科目名 エスニシティ論Ⅰ
単位数 2.0
担当者 准教授 田浪亜央江
履修時期 前期
履修対象 3年次
概要 〈エスニシティ〉とは実体的なものとして定義されるのではなく、集団間の接触や交流のなかで浮上する。本講義ではツーリズムや多国籍企業、また移民・難民といったキーワードから見える現代の〈エスニシティ〉だけでなく、比較的長いタイムスパンに視野を広げ、エスニシティに関わる理論とケースを取り上げる。
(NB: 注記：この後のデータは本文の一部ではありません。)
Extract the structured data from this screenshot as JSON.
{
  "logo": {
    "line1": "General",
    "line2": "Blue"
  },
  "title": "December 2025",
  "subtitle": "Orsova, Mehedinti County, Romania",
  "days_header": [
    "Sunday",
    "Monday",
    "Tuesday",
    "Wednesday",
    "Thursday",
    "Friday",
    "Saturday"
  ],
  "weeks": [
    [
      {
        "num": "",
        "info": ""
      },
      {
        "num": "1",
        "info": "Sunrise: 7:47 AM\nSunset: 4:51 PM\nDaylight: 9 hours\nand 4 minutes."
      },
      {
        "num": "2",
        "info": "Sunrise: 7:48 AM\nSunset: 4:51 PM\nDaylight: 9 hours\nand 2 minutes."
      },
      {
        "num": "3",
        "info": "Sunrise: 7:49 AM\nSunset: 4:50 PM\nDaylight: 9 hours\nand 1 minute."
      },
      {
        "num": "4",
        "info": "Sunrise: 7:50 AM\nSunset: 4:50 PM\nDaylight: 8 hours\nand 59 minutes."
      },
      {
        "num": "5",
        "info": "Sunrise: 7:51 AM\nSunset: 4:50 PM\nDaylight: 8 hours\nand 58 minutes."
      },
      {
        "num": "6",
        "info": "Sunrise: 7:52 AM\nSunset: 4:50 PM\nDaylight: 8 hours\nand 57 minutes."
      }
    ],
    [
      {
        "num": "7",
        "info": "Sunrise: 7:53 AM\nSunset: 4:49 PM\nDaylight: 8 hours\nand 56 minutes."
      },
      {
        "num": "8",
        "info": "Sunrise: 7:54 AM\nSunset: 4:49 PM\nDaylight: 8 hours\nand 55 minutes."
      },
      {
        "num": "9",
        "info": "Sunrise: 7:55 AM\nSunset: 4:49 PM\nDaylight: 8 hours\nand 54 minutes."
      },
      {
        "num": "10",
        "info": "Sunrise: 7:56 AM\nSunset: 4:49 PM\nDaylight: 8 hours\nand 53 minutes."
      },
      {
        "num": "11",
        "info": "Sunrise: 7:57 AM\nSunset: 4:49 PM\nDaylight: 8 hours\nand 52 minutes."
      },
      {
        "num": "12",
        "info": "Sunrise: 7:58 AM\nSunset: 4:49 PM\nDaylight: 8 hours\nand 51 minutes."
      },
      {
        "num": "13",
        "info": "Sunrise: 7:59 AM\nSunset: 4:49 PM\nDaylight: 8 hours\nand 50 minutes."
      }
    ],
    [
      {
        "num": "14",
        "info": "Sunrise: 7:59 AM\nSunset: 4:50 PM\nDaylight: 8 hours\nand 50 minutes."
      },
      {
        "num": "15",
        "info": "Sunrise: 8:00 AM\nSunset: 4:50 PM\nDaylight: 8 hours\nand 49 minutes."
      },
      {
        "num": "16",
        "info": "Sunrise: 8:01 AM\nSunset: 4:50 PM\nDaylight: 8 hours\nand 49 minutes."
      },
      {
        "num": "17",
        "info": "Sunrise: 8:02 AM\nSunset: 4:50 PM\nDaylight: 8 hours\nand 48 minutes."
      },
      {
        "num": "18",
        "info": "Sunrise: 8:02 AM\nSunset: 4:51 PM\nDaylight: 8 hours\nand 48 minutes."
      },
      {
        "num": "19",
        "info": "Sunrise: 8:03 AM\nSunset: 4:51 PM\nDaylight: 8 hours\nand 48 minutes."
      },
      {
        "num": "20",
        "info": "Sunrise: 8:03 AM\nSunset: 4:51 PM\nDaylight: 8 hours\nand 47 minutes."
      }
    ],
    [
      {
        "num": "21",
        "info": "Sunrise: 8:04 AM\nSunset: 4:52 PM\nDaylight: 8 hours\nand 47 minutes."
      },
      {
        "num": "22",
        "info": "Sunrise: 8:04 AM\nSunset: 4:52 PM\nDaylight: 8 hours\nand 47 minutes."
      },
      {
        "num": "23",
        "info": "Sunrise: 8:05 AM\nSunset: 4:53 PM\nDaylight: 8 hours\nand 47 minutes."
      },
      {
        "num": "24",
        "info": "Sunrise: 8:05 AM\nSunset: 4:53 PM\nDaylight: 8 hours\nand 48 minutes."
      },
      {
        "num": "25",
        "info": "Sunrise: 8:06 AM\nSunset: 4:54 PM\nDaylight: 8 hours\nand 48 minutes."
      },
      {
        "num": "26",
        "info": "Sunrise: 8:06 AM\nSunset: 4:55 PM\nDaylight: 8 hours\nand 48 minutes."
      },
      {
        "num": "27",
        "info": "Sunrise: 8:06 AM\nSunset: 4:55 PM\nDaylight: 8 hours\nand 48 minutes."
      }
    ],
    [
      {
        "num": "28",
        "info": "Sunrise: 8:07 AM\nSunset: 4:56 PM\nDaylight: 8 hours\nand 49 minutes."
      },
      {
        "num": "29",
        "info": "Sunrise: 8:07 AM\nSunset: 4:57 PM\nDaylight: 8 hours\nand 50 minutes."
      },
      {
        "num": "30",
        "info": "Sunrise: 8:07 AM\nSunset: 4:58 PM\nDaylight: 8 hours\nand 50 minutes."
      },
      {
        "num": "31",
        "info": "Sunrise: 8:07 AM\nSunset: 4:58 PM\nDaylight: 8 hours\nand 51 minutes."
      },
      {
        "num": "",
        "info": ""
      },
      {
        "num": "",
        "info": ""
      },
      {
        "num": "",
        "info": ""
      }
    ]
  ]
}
それにより、現代の諸問題を分析する基本的な視座を示したい。
科目の到達目標 エスニシティに関わる理論の概要を知り、エスニシティを切り口に現代世界の諸問題を扱うためのリテラシーを養う。
受講要件 特になし。
事前・事後学修の内容 授業内容に関連する新聞記事や論文などを随時配布するので、各自読んで学習を深めること。
講義内容 1. オリエンテーション エスニシティとは
2. 〈エスニシティ〉概念の歴史的背景
3. 「人種」とエスニシティ
4. ナショナリズムとエスニシティ
5. 〈帝国〉とエスニシティ① 過去
6. 〈帝国〉とエスニシティ② 現在
7. 「エスニック・クレンジング」をめぐる議論
8. 「エスニック・クレンジング」とアルメニア人
9. ヨーロッパ社会と移民
10. ケーススタディ ヨーロッパ社会と多文化主義① 背景
11. ケーススタディ ヨーロッパ社会と多文化主義① 展開
12. ケーススタディ ライシテとムスリム移民① 背景
13. ケーススタディ ライシテとムスリム移民② 議論
14. エスニシティと現代世界
15. まとめ
評価方法 リアクションペーパー(40%)、レポート(60%)
教科書等 教科書は使用しない。授業で用いるパワーポイントの内容を一部ハンドアウトとして配布。
担当者プロフィール 中東アラブ研究Iを参照のこと。
備考 明らかに授業を聞かずに記入したリアクションペーパーは無効とするので、そのつもりで臨むこと。